Erasmus Black: Is there a handbook with a copy in the principal’s office that says “Code of Conduct” on its front cover, that the parent and child had to sign off on at the start of the term? No? Well, get one. It lists crimes, offences, infractions and so on that the institution does not tolerate. In one column these infractions would be listed, with the penalties in the next. Voila!!! Get back to scholarly works and reinstitute some strict discipline back into our schools.

Diane Quinn: A child must be a child. There are rules and no child should have tattoos. I don’t care what the teachers have; they are adults. When you finish school you could put them wherever you choose to. But just note some companies won’t hire you if you have tattoos exposed.

Karen Browne: Tattoos, as well as piercings, are services that shouldn’t be provided to minors without written consent from a parent. There are potential health implications in receiving any treatment that involves the blood stream.
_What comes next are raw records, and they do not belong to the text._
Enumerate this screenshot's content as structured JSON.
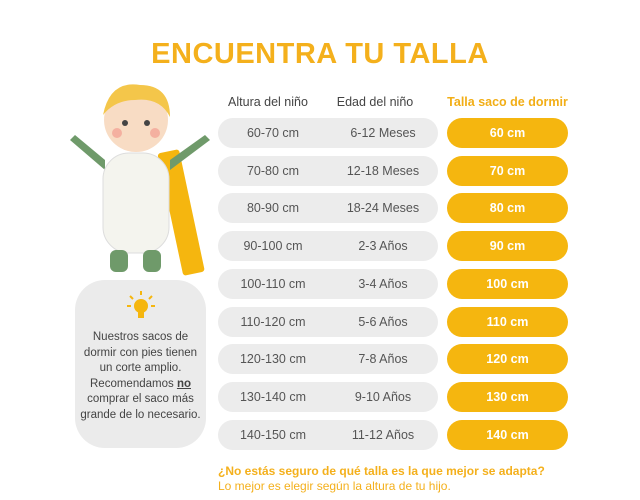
{
  "title": "ENCUENTRA TU TALLA",
  "headers": {
    "height": "Altura del niño",
    "age": "Edad del niño",
    "size": "Talla saco de dormir"
  },
  "rows": [
    {
      "height": "60-70 cm",
      "age": "6-12 Meses",
      "size": "60 cm"
    },
    {
      "height": "70-80 cm",
      "age": "12-18 Meses",
      "size": "70 cm"
    },
    {
      "height": "80-90 cm",
      "age": "18-24 Meses",
      "size": "80 cm"
    },
    {
      "height": "90-100 cm",
      "age": "2-3 Años",
      "size": "90 cm"
    },
    {
      "height": "100-110 cm",
      "age": "3-4 Años",
      "size": "100 cm"
    },
    {
      "height": "110-120 cm",
      "age": "5-6 Años",
      "size": "110 cm"
    },
    {
      "height": "120-130 cm",
      "age": "7-8 Años",
      "size": "120 cm"
    },
    {
      "height": "130-140 cm",
      "age": "9-10 Años",
      "size": "130 cm"
    },
    {
      "height": "140-150 cm",
      "age": "11-12 Años",
      "size": "140 cm"
    }
  ],
  "note": {
    "before": "Nuestros sacos de dormir con pies tienen un corte amplio. Recomendamos ",
    "emph": "no",
    "after": " comprar el saco más grande de lo necesario.",
    "icon": "lightbulb-icon"
  },
  "footer": {
    "question": "¿No estás seguro de qué talla es la que mejor se adapta?",
    "answer": "Lo mejor es elegir según la altura de tu hijo."
  },
  "colors": {
    "accent": "#f5b60f",
    "pill": "#ececec"
  }
}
Peter Buckley: Once again, people making mountains out of relatively trivial matters so they have an excuse to ignore the real problems that they know they have no ability to deal with.

Andrew E. Pilgrim: Tattoo artists can and need charging. The age to consent to an assault in Barbados is 18. Not even a medical practitioner can examine a child under 18 years without the consent of a parent. Tattoos can be dangerous and should only be acquired by an adult who is prepared to take that calculated risk.

Mariam Makeba: Now tell me, just tell me, how a child living under my roof, going to school, sporting tattoos and multiple piercings and I don’t know?

Shoni Boyce: Yah don’t put bumper stickers on a Mercedes!!! Too young to make such a permanent decision.

Gloria Wiggins: Huh? I hope it’s more worrying than the bullying/fights, the deviant behaviour and child abuse. All ya should be worrying that no parent of any child that is being bullied or beaten don’t come and open war at the schools like in the good old USA.

• Sherrylyn Toppin is The Nation’s Online Editor.